Chevalier qui était en convalescence à Craponne voulut malgré sa faiblesse aller au combat. Après s’être battu près du chemin de César, il se replia avec ses camarades jusqu’au voisinage de Craponne. Avec son camarade Jean Bruyas, alias Devoir, des FTP de la Loire, il prit position dans une excavation près du chemin de Frimas. Mais sous la menace d’obus ennemis, ils se replièrent. Marius se dirigea seul vers un bois de pins où il fut atteint à l’épaule droite par un éclat d’obus de mortier. Il voulut se faire un pansement à la lisière nord de ce bois mais il se vit bientôt encerclé par trois Tartares qui le firent prisonnier et le conduisirent au hameau de Monteil puis à Craponne.
Il se retrouva prisonnier avec un autre jeune, Jean Vauris, jeune volontaire ayant servi comme brancardier toute la journée pour transporter les FTP blessés. Vauris était justement resté près du Monument aux Morts pour attendre Chevalier. C’est pour cette raison qu’il se fit prendre tandis que leurs camarades réussissaient à se cacher dans des maisons particulières.
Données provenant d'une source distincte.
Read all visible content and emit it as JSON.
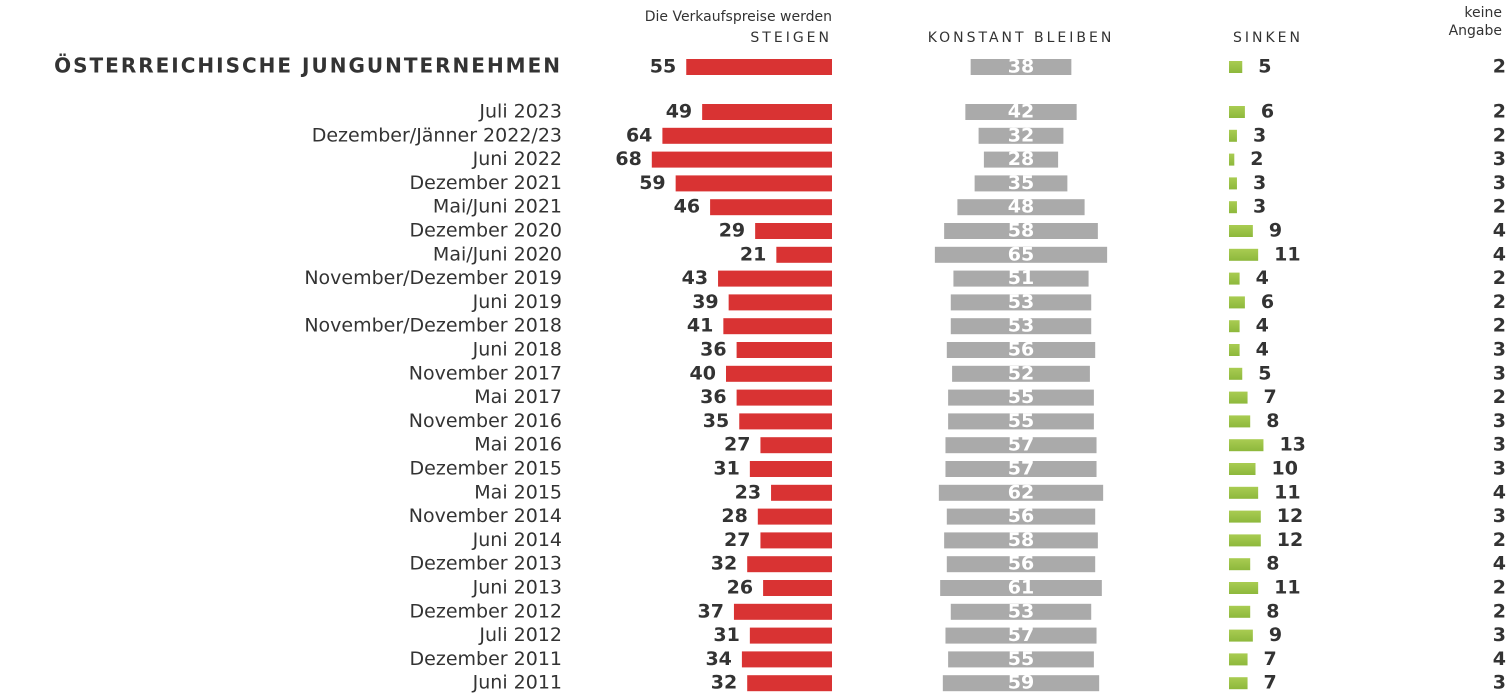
{
  "chart_data": {
    "type": "bar",
    "subtitle": "Die Verkaufspreise werden",
    "categories": [
      "ÖSTERREICHISCHE JUNGUNTERNEHMEN",
      "Juli 2023",
      "Dezember/Jänner 2022/23",
      "Juni 2022",
      "Dezember 2021",
      "Mai/Juni 2021",
      "Dezember 2020",
      "Mai/Juni 2020",
      "November/Dezember 2019",
      "Juni 2019",
      "November/Dezember 2018",
      "Juni 2018",
      "November 2017",
      "Mai 2017",
      "November 2016",
      "Mai 2016",
      "Dezember 2015",
      "Mai 2015",
      "November 2014",
      "Juni 2014",
      "Dezember 2013",
      "Juni 2013",
      "Dezember 2012",
      "Juli 2012",
      "Dezember 2011",
      "Juni 2011"
    ],
    "series": [
      {
        "name": "STEIGEN",
        "color": "#d93333",
        "values": [
          55,
          49,
          64,
          68,
          59,
          46,
          29,
          21,
          43,
          39,
          41,
          36,
          40,
          36,
          35,
          27,
          31,
          23,
          28,
          27,
          32,
          26,
          37,
          31,
          34,
          32
        ]
      },
      {
        "name": "KONSTANT BLEIBEN",
        "color": "#aaaaaa",
        "values": [
          38,
          42,
          32,
          28,
          35,
          48,
          58,
          65,
          51,
          53,
          53,
          56,
          52,
          55,
          55,
          57,
          57,
          62,
          56,
          58,
          56,
          61,
          53,
          57,
          55,
          59
        ]
      },
      {
        "name": "SINKEN",
        "color": "#8db83c",
        "values": [
          5,
          6,
          3,
          2,
          3,
          3,
          9,
          11,
          4,
          6,
          4,
          4,
          5,
          7,
          8,
          13,
          10,
          11,
          12,
          12,
          8,
          11,
          8,
          9,
          7,
          7
        ]
      },
      {
        "name": "keine Angabe",
        "color": "#333333",
        "values": [
          2,
          2,
          2,
          3,
          3,
          2,
          4,
          4,
          2,
          2,
          2,
          3,
          3,
          2,
          3,
          3,
          3,
          4,
          3,
          2,
          4,
          2,
          2,
          3,
          4,
          3
        ]
      }
    ]
  }
}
Tous les deux furent torturés sous les yeux de la population de Craponne qui, intervenant obtint que le docteur Bachelier puisse examiner les deux hommes pour leur prodiguer quelques soins. Le lieutenant Jacob, qui avait pris le commandement de la colonne après la blessure du lieutenant Buch, avait donné sa parole que les deux hommes ne seraient pas fusillés "si les civiles ne tiraient pas sur sa troupe". Contrairement à la promesse donnée au docteur Bachelier qui avait soigné les Allemands et les miliciens blessés, le lieutenant Schwartz, à qui Jacob avait remis les deux prisonniers, les maltraita de nouveau. Ils furent trainés dans le champ en bordure de la route à la sortie de Craponne et furent fusillés une heure plus tard. Leur corps fut retrouvé le lendemain matin .
Dans son rapport sur ce crime de guerre, le docteur Bachelier, médecin présent sur les lieux du crime et médecin du maquis, émis le vœu que les deux coupables soient après jugement exécuté sur les lieux mêmes où les deux jeunes avaient été fusillés, à la satisfaction selon lui de la population locale, très émue par ces exécutions.
Il fut reconnu "Mort pour la France", par mention faite le 15 octobre 1945.
En 2004, les cérémonies commémoratives des principaux combats qui se déroulèrent il y a soixante ans, entre Saint-Paulien et Craponne-sur-Arzon, débutèrent près de la stèle érigée à la mémoire de Milou Chevalier et Jean Vauris, en En présence de Théo Vial-Massat, commandant du camp Wodli et ancien député maire de Firminy, Lucien Volle, chef des maquisards du groupe Lafayette, président-délégué départemental de l’ANACR.
Une stèle a été érigée à l’endroit même de cet événement. Son nom figure sur stèle de Bellevue-la-Montagne et une rue porte son nom à Craponne depuis août 2014.
Il n’a pas de dossier de victime de guerre à Caen.

Pour citer cet article :
http://maitron-en-ligne.univ-paris1.fr/spip.php?article217000, notice CHEVALIER Emile [pseudonyme dans la résistance : Marius], version mise en ligne le 14 juin 2019, dernière modification le 17 juin 2019.

SOURCES : SHD Vincennes, GR 16 P 127091. Dossier Émile Chevalier (non consulté) .—Arch. dép. du Puy-de-Dôme, 908 W 100 : crimes de guerre à Craponne-sur-Arzon .— Fernand Boyer, Témoins de pierre du sang versé. Les monuments de la résistance en Haute-Loire, Le Puy, éditions de la Société académique, 1983 .— "
Craponne-sur-Arzon Un hommage au résistant craponnais Émile Chevalier", Le Progrès de Lyon, édition Velay, 27 août 2013 .—"En souvenir d’Emile Chevalier et de Jean Vauris", Le Progrès de Lyon, édition Haute-Loire, 23 août 2004 .— Mémorialgenweb .— état-civil Craponne-sur-Arzon.